The committees, coordinators, supervisors, and enumerators were trained on the biometric registration process in April of last year.

The configuration of the exercise’s tool kits has also been completed, and a registration user training manual has been produced.

A stakeholders’ conference for public participation was also held in March of last year, with teachers’ unions and associations, religious organizations, development partners, Kenya National Bureau of Statistics (KNBS) officials, and people with disabilities in attendance.

The meeting was also attended by representatives from the Council of Governors, the National Treasury, and the Public Service Commission.

The meeting was also attended by representatives from the Council of Governors, the National Treasury, and the Public Service Commission.

“We fully support this exercise and want it to be successful because it will help TSC plan better,” former Knut secretary general Wilson Session said at a workshop last year at the Kenya Institute of Curriculum Development (KICD).

It is worth noting that the registration will reveal ghost employees who may have drawn salaries from the Commission’s payroll over the years.

The exercise’s findings will put an end to a long-standing claim that thousands of teachers have improperly withdrawn salaries from the TSC’s pay roll over the years.

Conflicting Numbers

In a 2009 report, the Efficiency Monitoring Unit discovered a conflicting number of teachers in documents submitted by the TSC.

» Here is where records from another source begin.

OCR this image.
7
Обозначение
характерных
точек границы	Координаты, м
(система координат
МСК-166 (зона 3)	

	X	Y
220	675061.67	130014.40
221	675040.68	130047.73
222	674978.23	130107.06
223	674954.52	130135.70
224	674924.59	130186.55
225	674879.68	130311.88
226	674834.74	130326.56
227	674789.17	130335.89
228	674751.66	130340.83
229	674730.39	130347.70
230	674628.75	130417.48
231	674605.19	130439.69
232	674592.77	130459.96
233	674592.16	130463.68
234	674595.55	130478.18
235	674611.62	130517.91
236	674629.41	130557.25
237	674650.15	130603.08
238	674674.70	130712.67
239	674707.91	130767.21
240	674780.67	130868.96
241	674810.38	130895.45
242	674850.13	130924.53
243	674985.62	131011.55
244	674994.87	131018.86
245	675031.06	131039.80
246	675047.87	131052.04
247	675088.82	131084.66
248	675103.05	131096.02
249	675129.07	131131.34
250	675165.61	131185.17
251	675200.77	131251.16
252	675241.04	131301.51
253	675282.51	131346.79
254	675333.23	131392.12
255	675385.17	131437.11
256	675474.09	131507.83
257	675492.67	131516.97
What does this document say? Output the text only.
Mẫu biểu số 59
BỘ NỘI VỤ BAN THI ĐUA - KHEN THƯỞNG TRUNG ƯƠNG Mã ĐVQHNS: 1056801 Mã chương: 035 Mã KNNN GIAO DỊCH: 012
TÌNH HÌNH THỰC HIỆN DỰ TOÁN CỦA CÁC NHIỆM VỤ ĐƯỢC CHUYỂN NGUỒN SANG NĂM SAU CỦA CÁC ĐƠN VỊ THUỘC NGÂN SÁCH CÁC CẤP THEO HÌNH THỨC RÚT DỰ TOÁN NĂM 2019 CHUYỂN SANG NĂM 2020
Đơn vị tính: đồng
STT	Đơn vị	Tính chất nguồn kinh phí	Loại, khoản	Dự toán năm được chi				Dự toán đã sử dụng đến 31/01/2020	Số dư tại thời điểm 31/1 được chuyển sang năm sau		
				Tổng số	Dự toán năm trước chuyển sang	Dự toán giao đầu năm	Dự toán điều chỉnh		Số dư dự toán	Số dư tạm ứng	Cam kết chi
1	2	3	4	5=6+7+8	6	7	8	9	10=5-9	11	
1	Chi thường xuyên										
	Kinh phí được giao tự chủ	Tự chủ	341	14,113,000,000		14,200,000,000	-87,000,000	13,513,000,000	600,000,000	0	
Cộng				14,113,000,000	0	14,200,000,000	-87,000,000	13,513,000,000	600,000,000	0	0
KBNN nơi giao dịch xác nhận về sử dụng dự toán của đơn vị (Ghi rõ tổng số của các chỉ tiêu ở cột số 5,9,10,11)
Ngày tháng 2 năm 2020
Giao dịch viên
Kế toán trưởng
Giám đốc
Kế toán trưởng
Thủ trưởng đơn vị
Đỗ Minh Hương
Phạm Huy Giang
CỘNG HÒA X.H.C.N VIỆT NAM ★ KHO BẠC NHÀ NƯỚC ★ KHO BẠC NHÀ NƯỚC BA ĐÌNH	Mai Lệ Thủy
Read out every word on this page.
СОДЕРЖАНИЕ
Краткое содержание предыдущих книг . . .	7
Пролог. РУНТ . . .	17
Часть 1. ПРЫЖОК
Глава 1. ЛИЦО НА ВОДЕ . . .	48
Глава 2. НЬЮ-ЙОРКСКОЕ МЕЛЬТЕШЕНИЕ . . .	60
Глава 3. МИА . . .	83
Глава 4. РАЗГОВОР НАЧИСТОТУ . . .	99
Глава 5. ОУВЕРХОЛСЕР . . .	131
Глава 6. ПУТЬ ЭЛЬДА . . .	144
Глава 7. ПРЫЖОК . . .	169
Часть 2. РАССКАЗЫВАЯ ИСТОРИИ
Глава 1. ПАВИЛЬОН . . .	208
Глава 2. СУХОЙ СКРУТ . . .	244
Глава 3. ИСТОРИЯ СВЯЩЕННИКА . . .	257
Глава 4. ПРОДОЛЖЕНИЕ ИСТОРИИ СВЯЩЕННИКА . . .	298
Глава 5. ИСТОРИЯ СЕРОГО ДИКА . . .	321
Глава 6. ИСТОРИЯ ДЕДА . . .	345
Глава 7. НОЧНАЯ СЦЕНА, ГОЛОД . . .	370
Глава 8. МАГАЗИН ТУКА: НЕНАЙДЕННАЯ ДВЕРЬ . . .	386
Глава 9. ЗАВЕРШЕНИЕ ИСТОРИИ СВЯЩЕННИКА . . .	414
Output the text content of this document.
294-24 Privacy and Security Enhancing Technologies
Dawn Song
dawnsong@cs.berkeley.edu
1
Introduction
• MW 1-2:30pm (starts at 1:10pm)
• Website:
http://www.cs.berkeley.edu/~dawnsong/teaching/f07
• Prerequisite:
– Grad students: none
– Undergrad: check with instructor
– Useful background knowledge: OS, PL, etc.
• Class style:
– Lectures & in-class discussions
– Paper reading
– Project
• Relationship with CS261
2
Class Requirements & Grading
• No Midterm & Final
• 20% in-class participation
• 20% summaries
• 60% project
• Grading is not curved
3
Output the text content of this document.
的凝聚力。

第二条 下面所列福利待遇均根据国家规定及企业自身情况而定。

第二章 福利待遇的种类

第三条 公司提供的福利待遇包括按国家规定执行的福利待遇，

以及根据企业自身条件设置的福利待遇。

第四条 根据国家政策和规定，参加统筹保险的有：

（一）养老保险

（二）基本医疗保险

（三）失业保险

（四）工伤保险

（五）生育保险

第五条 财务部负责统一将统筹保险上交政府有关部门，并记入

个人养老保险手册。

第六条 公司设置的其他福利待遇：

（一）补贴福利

Analysis of documents submitted to the unit revealed that over 20,000 teachers were missing.

TSC had 227,581 teachers on its November payroll at the time, compared to 207,554 submitted by provincial heads.

The unit was to conduct a survey of declining compliance to declaration of wealth by public officers.

The closest TSC came to smoking out ghost teachers was in 2015 when the employer contracted an insurance broker to administer a medical scheme.

The firm rolled out a biometric listing where teachers’ input their TSC number, national identity card number and mobile phone number.

The plan was to cross-check the data against what was with the TSC, Communications Authority of Kenya and National Registrar of Persons databases to enable three-way matching.